Gratitude also makes people less self-centered, increases self-esteem, and even helps us sleep better at night. Grateful people don’t visit their doctor as often, live longer, and have higher energy levels than pessimists.
The author whose article summed up all this research had trouble with only thing that gratitude does—it makes people more spiritual.
“I am irreligious” he wrote, “and have found gratitude practices to make my spiritual position difficult—those moments when I feel intense gratitude make me want to believe in a benevolent God. My solution has been to redirect my feelings towards Lady Luck.”
While gratitude can open our hearts to God’s presence in our lives, that doesn’t mean we always let it. God can knock on the door, but God won’t kick it in. After all, only one of 10 stricken with leprosy came back.
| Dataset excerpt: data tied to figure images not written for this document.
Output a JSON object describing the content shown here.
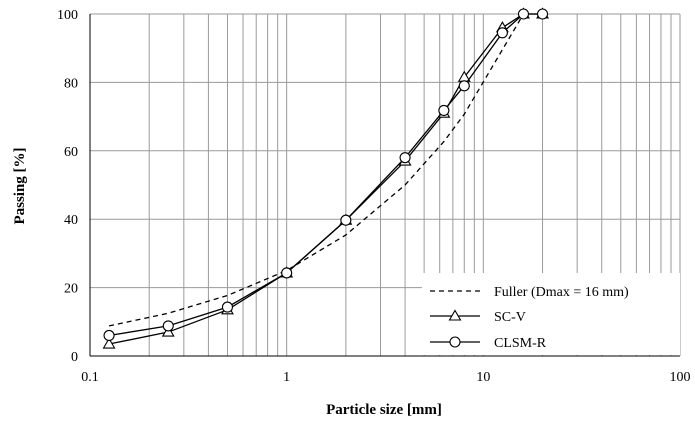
{
  "chart_data": {
    "type": "line",
    "xscale": "log",
    "xlim": [
      0.1,
      100
    ],
    "ylim": [
      0,
      100
    ],
    "x_ticks": [
      0.1,
      1,
      10,
      100
    ],
    "x_tick_labels": [
      "0.1",
      "1",
      "10",
      "100"
    ],
    "y_ticks": [
      0,
      20,
      40,
      60,
      80,
      100
    ],
    "y_tick_labels": [
      "0",
      "20",
      "40",
      "60",
      "80",
      "100"
    ],
    "xlabel": "Particle size [mm]",
    "ylabel": "Passing [%]",
    "grid": true,
    "legend_position": "bottom-right",
    "series": [
      {
        "name": "Fuller (Dmax = 16 mm)",
        "style": "dashed",
        "marker": "none",
        "x": [
          0.125,
          0.25,
          0.5,
          1,
          2,
          4,
          6.3,
          8,
          16
        ],
        "y": [
          8.8,
          12.5,
          17.7,
          25,
          35.4,
          50,
          62.7,
          70.7,
          100
        ]
      },
      {
        "name": "SC-V",
        "style": "solid",
        "marker": "triangle",
        "x": [
          0.125,
          0.25,
          0.5,
          1,
          2,
          4,
          6.3,
          8,
          12.5,
          16,
          20
        ],
        "y": [
          3.5,
          7,
          13.5,
          24.3,
          39.7,
          57,
          71,
          81.5,
          96,
          100,
          100
        ]
      },
      {
        "name": "CLSM-R",
        "style": "solid",
        "marker": "circle",
        "x": [
          0.125,
          0.25,
          0.5,
          1,
          2,
          4,
          6.3,
          8,
          12.5,
          16,
          20
        ],
        "y": [
          6,
          8.8,
          14.3,
          24.3,
          39.7,
          58,
          71.8,
          79,
          94.5,
          100,
          100
        ]
      }
    ]
  }
}
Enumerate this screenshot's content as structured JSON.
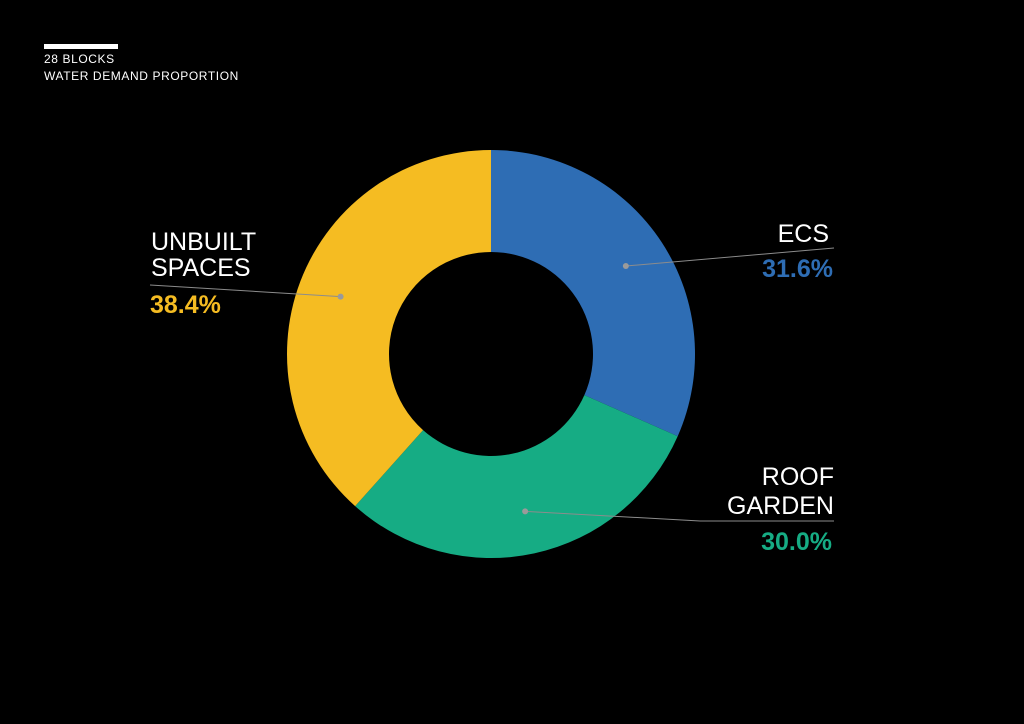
{
  "header": {
    "line1": "28 BLOCKS",
    "line2": "WATER DEMAND PROPORTION"
  },
  "chart_data": {
    "type": "pie",
    "donut": true,
    "start_angle_deg": 0,
    "direction": "clockwise",
    "slices": [
      {
        "key": "ecs",
        "label_lines": [
          "ECS"
        ],
        "value": 31.6,
        "value_label": "31.6%",
        "color": "#2E6DB4"
      },
      {
        "key": "roof-garden",
        "label_lines": [
          "ROOF",
          "GARDEN"
        ],
        "value": 30.0,
        "value_label": "30.0%",
        "color": "#16AC84"
      },
      {
        "key": "unbuilt-spaces",
        "label_lines": [
          "UNBUILT",
          "SPACES"
        ],
        "value": 38.4,
        "value_label": "38.4%",
        "color": "#F5BC22"
      }
    ]
  },
  "colors": {
    "background": "#000000",
    "leader": "#8C8C8C",
    "text": "#FFFFFF"
  }
}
A guaranteed 10% return on investments would be wonderful. When it comes to faith, it’s not so great. No doubt all ten were glad Jesus healed them. Only one was grateful, though, and acted on his gratitude.
A gracious attitude and lifestyle will set us apart from those around us. So many are so self-absorbed in their own little electronic worlds that distracted walking is now a thing. How often do you see someone with their earbuds in, strolling along in their own little cyberworld, oblivious to what’s going on around them?
It’s not just our electronics, of course. We all gradually stop seeing anything outside of our own wants, needs, and manias—electronic, political, or otherwise. Meanwhile, people die because we’ve decided that lives like theirs don’t matter.
Leprosy was a catchall term for any number of different skin diseases back in Jesus’ time. Today, we don’t see people around us struggling with any number of different issues as well.
Accidents, illness, and death can make people invisible. Friends who don’t know what to say don’t say anything, and gradually fade away. Maybe that’s happened to you, or to someone you know. When no one else sees us, Luke says, Jesus does.
“Your faith has made you whole,” Jesus said to leper number ten. Jesus gave him a spiritual pat on the back, not because he’d come to Jesus asking for healing, but because gratitude had opened his eyes to who Jesus was and brought him back.
Gratitude should open our eyes, too, helping us see those whom others don’t see, those too far away, too difficult to think about, or too hard to see in the shadows.
They’re the brothers and sisters behind the headlines who suffer and die out of sight and sadly, out of mind, for too many of us. They’re the neighbor next door, the family member you’ve cut out of your life, the once-close friend you lost because of an argument you’ve long since forgotten.
Jesus calls us to see, friends, because only when we see can he make us faithful and whole.